Use this sequence to run both BLASTN and BLAT against the zebrafish genome:

CAGAAGGCTGCTCCGTCATGCACTAGGTAGTGTGTGATGTAATTTCGCTGCAGATATAAATATCGTCGGC
AAGGGAAAGTATACAGCATGGCTGTGCGTGGCTAGGATTCACAGTCAAAATTTTCCAACTCTTTTTGACA
GCTTGAACAACAGTCTAAAGTATATTGTCTTGAGAGGAAACCCACTGAGCGCGACTTCATGCCGCTCACT
TGGGTTGACCGTAGCTCTGTCCGTGAGTAAGCTGTTTTGTGCGTCTTTTTGGCTGCCGACTCAAGCATAG
AGAAAAACGGTAGCCGGTGTCTTCAACTCCTTTTAGAAGGATGAGTGTCCAGTCGGCCCTCTTGCCAATC
CTGGTCTTAGGACTAATGACAAGCTCTGTGCGCTGCGCTCCGCTGCCCGGTGGACACAGCGGCCCCGTAG
AGCGACGCTGGGAGACCCTCTACTCGCGTTCACTAGCACGAATCCCCGGGGAAAAAAGAGATATCAGCAG
GGACAGTGATTATCTCACGGGCATCAAAAGACTCCGACGTCTCTACTGCAACGTTGGCATTGGGTTTCAT
CTTCAAGTATTACCGGGTGGTAAAATCACCGGCGTACACAACGAAAACCGCTACAGTCTTCTTGAGATAT
CTCCGGTGGAGAGGGGAGTTGTGACACTGTTTGGCGTGCGGAGCGGGCTATTCGTGGCCATGAACAGCAA
AGGGAAGCTTTACGGATCTGAGCAGTTCACAAACGAATGCAAATTCAGAGAAAAGCTCCTCGCAAATAAT

What gene is found? Why does it hit multiple times? Are there any differences between the results for BLASTN and BLAT?
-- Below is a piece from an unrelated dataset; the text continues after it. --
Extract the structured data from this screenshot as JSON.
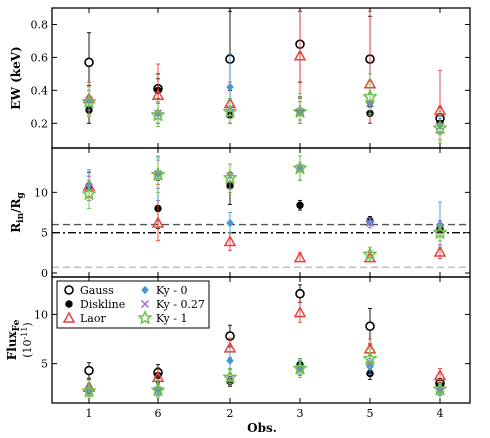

3 hits to fgf4. It hits multiple exons. Slight differences in the lengths of the hits. BLASTN has a match to fgf6b.

Find your favourite gene on ZFIN and follow one of the links to Ensembl. Switch to the "Region in detail" view. Mark your gene and then explore the region around it. Is it on clone or whole genome shotgun sequence? Are the nearby genes manually or automatically annotated? What types of gene and transcript are represented? How long are the UTRs? If something looks weird then ask your neighbour about it and if they also think it looks weird then ask us about it!